Nyad (Insubmersible) : Annette Bening et Jodie Foster, sexagénaires à fond la forme

Nyad (Insubmersible) : Annette Bening et Jodie Foster, sexagénaires à fond la forme

Nul ne doute que pour leurs performances, les deux vétéranes Annette Bening et Jodie Foster seront mentionnées dans les nominations de la saison des prix à venir. Si Nyad ne se distingue pas par sa mise en scène (hormis les scènes d’hallucinations) ou reprend le sillon balisé d’un récit où la victoire ne fait aucun doute, il vaut largement le détour pour ces deux sexagénaires aux filmographies très opposées.

Annette Bening, 65 ans, deux Golden Globes et quatre nominations aux Oscars, a tourné avec Forman, Frears, Nichols, Levinson, Burton, Jordan, Hazanavicius, ou encore Branagh. Elle a su, au fil de ses 35 ans de carrière, traverser les âges en passant de productions hollywoodiennes au cinéma indépendant, qui lui a donné davantage de beaux rôles…

Jodie Foster, 61 ans, deux Oscars (pour quatre nominations), trois Golden Globes, un Cecil B. De Mille Award, et une Palme d’honneur, a 50 ans de carrière derrière elle. Révélée par Martin Scorsese, l’actrice a navigué dans les univers d’Alan Parker, Adrian Lyne, Claude Chabrol, Dennis Hoper, Jonathan Demme, Woody Allen, Richard Donner, Robert Zemeckis, David Fincher, Jean-Pierre Jeuner, Spike Lee, Neil Jordan, Neil Blomkamp et Kevin Macdonald.

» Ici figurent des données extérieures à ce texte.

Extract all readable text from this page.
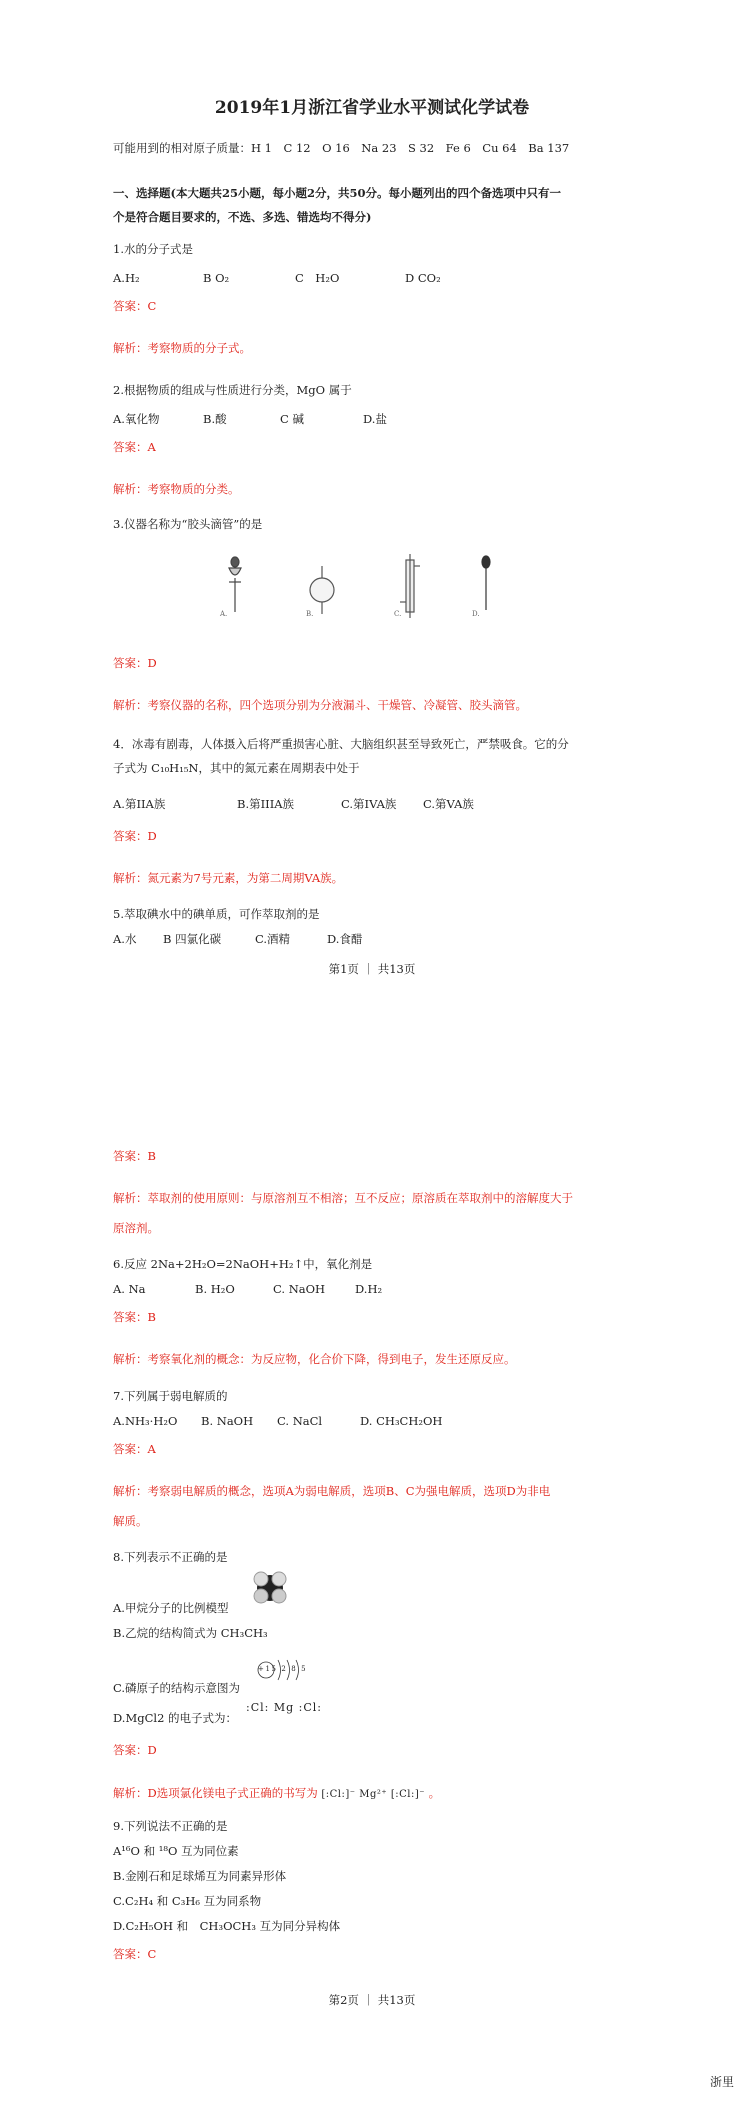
2019年1月浙江省学业水平测试化学试卷
可能用到的相对原子质量：H 1　C 12　O 16　Na 23　S 32　Fe 6　Cu 64　Ba 137
一、选择题(本大题共25小题，每小题2分，共50分。每小题列出的四个备选项中只有一
个是符合题目要求的，不选、多选、错选均不得分)
1.水的分子式是
A.H₂	B O₂	C　H₂O	D CO₂
答案：C
解析：考察物质的分子式。
2.根据物质的组成与性质进行分类，MgO 属于
A.氧化物	B.酸	C 碱	D.盐
答案：A
解析：考察物质的分类。
3.仪器名称为“胶头滴管”的是
A.	B.	C.	D.
答案：D
解析：考察仪器的名称，四个选项分别为分液漏斗、干燥管、冷凝管、胶头滴管。
4．冰毒有剧毒，人体摄入后将严重损害心脏、大脑组织甚至导致死亡，严禁吸食。它的分
子式为 C₁₀H₁₅N，其中的氮元素在周期表中处于
A.第IIA族	B.第IIIA族	C.第IVA族 C.第VA族
答案：D
解析：氮元素为7号元素，为第二周期VA族。
5.萃取碘水中的碘单质，可作萃取剂的是
A.水 B 四氯化碳	C.酒精	D.食醋
第1页 ｜ 共13页
答案：B
解析：萃取剂的使用原则：与原溶剂互不相溶；互不反应；原溶质在萃取剂中的溶解度大于
原溶剂。
6.反应 2Na+2H₂O=2NaOH+H₂↑中，氧化剂是
A. Na	B. H₂O	C. NaOH	D.H₂
答案：B
解析：考察氧化剂的概念：为反应物，化合价下降，得到电子，发生还原反应。
7.下列属于弱电解质的
A.NH₃·H₂O B. NaOH C. NaCl	D. CH₃CH₂OH
答案：A
解析：考察弱电解质的概念，选项A为弱电解质，选项B、C为强电解质，选项D为非电
解质。
8.下列表示不正确的是
A.甲烷分子的比例模型
B.乙烷的结构简式为 CH₃CH₃
+15 2 8 5
C.磷原子的结构示意图为
D.MgCl2 的电子式为：
:Cl: Mg :Cl:
答案：D
解析：D选项氯化镁电子式正确的书写为 [:Cl:]⁻ Mg²⁺ [:Cl:]⁻ 。
9.下列说法不正确的是
A¹⁶O 和 ¹⁸O 互为同位素
B.金刚石和足球烯互为同素异形体
C.C₂H₄ 和 C₃H₆ 互为同系物
D.C₂H₅OH 和　CH₃OCH₃ 互为同分异构体
答案：C
第2页 ｜ 共13页
浙里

Sa force est sans doute d’être multi-casquettes : productrice, réalisatrice, actrice de premier plan comme de seconds-rôles, de cinéma comme de télévision (elle sera bientôt la star de la prochaine saison de True Detective).

Garanti sans botox, mais plein de protéines

Or, si Nyad fonctionne aussi bien c’est parce que leur alchimie opère parfaitement. Ne cherchant pas à cacher leur âge ni leurs rides, les deux comédiennes embrassent pleinement leurs personnages de lesbiennes californiennes. Bening n’hérite pas d’un rôle fondamentalement sympathique avec ce personnage (réel) de Diana Nyad. Obstinée, inconsciente parfois, mal aimable, égocentrée, elle ne vit que pour tenter de réussir là où elle a échoué : la traversée à la nage de Cuba à la Floride soit 165 kilomètres au milieu de requins, méduses et de courants aux humeurs variables. Une histoire vraie, qui ne mentionne jamais les controverses autour des exploits de la nageuse, officiellement non certifiés.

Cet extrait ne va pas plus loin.